TIPS FOR GIVING FEEDBACK
Giving feedback to students is a necessary method to bring recognition into a student’s mind about their own body mechanics and shine light on any constructive criticism that will be beneficial to them. Feedback can help the students prevent injury and will deepen their communication and trust with you as their instructor. When handled with intention and structured communication, Sport Yoga students will feel supportive and excited to make any adjustments needed to continue progressing.
DURING A CLASS SETTING, IF A STUDENT IS DOING A POSTURE IMPROPERLY:
1) Say the adjustment out loud to the class, without mentioning the student’s name. This allows for auditory cues to be processed and gives students the opportunity to intrinsically feel what you are communicating.
2) If the specific student does not adjust, say the adjustment once more while standing right next to them. This is to encourage active listening skills and body awareness again.
3) If still needed, walk up to the student and say their name while helping them adjust to a more beneficial posture.
This is a method of communication to help a student receive constructive criticism while keeping their emotional integrity high. By giving a positive affirmation first, followed by the critique, and finished with an overall praise, the student will feel accomplished and receive the necessary tips to improve.
Example: “Great integrity and awareness of your legs in this posture! Try lifting your sternum, lowering your shoulders, and notice how strong that feels now. Excellent work!”

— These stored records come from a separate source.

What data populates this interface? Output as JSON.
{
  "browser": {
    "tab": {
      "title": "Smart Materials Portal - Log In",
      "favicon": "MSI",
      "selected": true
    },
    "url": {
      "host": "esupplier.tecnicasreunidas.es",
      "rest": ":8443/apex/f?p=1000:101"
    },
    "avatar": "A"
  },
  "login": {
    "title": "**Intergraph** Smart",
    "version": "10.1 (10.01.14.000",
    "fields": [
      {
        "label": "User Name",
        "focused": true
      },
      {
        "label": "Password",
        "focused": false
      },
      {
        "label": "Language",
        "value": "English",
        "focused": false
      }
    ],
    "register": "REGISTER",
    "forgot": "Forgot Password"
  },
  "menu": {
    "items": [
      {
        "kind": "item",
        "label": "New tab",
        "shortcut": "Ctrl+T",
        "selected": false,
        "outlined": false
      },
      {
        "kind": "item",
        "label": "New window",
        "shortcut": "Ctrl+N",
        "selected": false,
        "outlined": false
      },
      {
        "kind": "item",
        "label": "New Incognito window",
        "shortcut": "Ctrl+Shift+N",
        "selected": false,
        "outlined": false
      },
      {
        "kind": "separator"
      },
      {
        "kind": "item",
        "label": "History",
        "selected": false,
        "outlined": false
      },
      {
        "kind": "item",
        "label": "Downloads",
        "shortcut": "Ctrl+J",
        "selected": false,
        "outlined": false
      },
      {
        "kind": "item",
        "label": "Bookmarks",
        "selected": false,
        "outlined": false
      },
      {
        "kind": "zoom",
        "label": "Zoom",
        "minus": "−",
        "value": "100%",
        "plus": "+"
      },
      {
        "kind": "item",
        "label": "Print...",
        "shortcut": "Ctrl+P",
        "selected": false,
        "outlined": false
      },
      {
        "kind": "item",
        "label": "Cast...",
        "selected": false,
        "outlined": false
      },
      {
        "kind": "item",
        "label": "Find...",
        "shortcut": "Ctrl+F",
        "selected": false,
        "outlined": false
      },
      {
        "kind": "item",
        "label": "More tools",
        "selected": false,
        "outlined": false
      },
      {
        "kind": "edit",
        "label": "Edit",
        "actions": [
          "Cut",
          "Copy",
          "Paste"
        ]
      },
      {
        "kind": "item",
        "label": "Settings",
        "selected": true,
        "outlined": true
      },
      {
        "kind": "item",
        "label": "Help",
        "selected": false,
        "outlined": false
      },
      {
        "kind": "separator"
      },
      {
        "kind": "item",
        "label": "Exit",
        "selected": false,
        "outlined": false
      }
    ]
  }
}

The purpose of hands-on adjustments, along with verbal and visual adjustments, is to help the student get the most out of the pose. On occasion, the most beneficial action could be to use your hands to guide the student’s body into a posture. Not all teachers adjust their students in this way, and sometimes it is a matter of the policy within an individual or an organizational policy. As a Yoga Instructor, trainer, or coach be sensitive and attentive to the personal boundaries of your students and clients. A helpful tip is to preframe and state at the beginning of class during a neutral posture where they can’t see each other (ex. Crow Pose), “I am understanding of personal space, and if anyone would like to stay within their own space today, and not prefer any adjustments, I will honor that. Place your right hand on the corner of the mat to communicate your need of this today.”
ADJUST THE POSE TO THE PERSON, NOT THE PERSON TO THE POSE!
You can view each asana as a framework, and allow the individual body mechanics to be the focus and guiding principle while adjusting. Begin with where they are.
Observe the major joints in the body and key areas in the pose first. Look for any overflexion, hyperextension, unnecessary twisting, or compression to see the path towards a more comfortable and beneficial posture.
Most students will not need a lot of holding and guiding to adjust. Often enough an open hand with a firm touch while verbally explaining the adjustment is successful.
The meaning of communication is the response you get from the students. If multiple students are not properly in a pose, take into consideration how you are verbally explaining it. It can be helpful to reset the students to come out of the posture so you can visually show them and re-explain it verbally using different words.
Practice the patience of progression to stay within safe physical postures for the individual. Think Direction instead of Destination, and understand the next small step that is right for your student on that specific day.
Give positive feedback verbally while adjusting a student. This will help create a safe environment with trust from the student that where they are today is perfect for them.